Urban communities often face food and space insecurities with a lack of access to fresh produce to create wholesome lifestyles. The modern agricultural revolution has turned toward regenerative agriculture with hopes to reduce food and material waste to create more sustainable approaches to cultivation.
Although there is no official definition of regenerative agriculture, it can be known as an alternative means of producing food that potentially achieves net-zero environmental and social impacts through the use of cover crops, the integration of livestock, and reducing or eliminating tillage (1,2).
The use of regenerative agriculture in local spaces can be incorporated into urban landscapes to reduce growing problems of food insecurity and increasing waste while taking up vacant spaces, creating new spaces for green areas, educating communities, and looking inward to localized systems.
These techniques are also often seen as similar to the concept of agroecology, comprised of more holistic and integrated approaches to address sustainable agriculture.
Attributes of agroecology include:
- Diversity for ecological and social systems of foodways
- Transparency in forms of information and funding
- Congruence aka no universalization of practices
- Equity, or equal distribution of resources, production, and information
- Sovereignty for the farmer’s means of production and the consumer’s choice to pick equitable products

How can you practice agroecological practices on an everyday basis?
Even if you don’t practice agriculture farming in your everyday life, there are still opportunities to make small steps toward a more just system. Living in a city or any other developed area may seem difficult to navigate more sustainable practices, but this can include reducing emissions, using recycling resources and participating in local supply chains, such as farm-to-table prioritizing companies.
Try to put farmers and communities in the driving seat and allow local people to adopt agricultural techniques that are appropriate for the local area. A return to seasonal food production, localized systems, and integrating knowledgable practices into your everyday life can drastically improve the human-environment relationship.

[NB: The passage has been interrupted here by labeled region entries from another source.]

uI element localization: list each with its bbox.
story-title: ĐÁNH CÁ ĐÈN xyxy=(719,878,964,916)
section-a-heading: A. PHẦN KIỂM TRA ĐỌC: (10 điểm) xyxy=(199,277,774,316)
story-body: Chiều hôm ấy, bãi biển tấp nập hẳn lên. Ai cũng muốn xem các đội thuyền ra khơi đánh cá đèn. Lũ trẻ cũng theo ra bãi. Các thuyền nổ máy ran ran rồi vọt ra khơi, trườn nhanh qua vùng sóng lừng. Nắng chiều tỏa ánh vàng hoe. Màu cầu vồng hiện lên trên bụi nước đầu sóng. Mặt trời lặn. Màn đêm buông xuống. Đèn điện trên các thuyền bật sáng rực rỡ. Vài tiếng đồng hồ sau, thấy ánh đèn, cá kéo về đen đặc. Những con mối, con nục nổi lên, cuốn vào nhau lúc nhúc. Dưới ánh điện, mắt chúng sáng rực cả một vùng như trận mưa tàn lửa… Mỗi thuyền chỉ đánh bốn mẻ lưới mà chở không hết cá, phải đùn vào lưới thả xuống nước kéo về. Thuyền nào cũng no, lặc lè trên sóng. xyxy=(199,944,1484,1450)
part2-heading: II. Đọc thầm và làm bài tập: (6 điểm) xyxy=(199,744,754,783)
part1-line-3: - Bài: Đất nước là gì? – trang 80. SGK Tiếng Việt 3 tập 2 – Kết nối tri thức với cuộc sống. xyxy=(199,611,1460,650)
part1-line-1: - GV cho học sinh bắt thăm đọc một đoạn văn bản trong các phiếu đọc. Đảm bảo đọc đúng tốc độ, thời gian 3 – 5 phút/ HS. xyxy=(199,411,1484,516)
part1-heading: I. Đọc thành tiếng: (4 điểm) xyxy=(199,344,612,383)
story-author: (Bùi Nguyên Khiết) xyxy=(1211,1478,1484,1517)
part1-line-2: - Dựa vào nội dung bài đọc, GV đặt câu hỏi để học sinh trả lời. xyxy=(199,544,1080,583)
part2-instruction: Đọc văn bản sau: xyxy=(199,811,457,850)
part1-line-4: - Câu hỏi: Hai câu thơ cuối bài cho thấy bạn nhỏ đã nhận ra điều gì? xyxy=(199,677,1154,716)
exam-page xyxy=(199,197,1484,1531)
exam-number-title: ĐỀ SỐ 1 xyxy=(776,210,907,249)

Did you know that participating in compost techniques is a form of agroecology? If you’re lucky enough to live in a city that uses mass compost collection, such as in San Francisco, everyone is required to separate their waste into:
- Recyclables (blue bin) – Materials in your blue bin are made into new bottles, cans, and other products.
- Compostables (green bin) – Food, soiled paper and plants in your green bin are composted into nutrient-rich soil used by local farms.
- Trash (black bin)

Imagine if we could incorporate these initiatives into other city-wide systems across the United States?
Here, I have only recommended a few simple suggestions in ways regenerative agriculture and agroecological techniques can further benefit urban environments.
What are your thoughts on these techniques? Could you imagine incorporating agroecological methods into your everyday life? And what could urban environments do to make this system easier to adopt?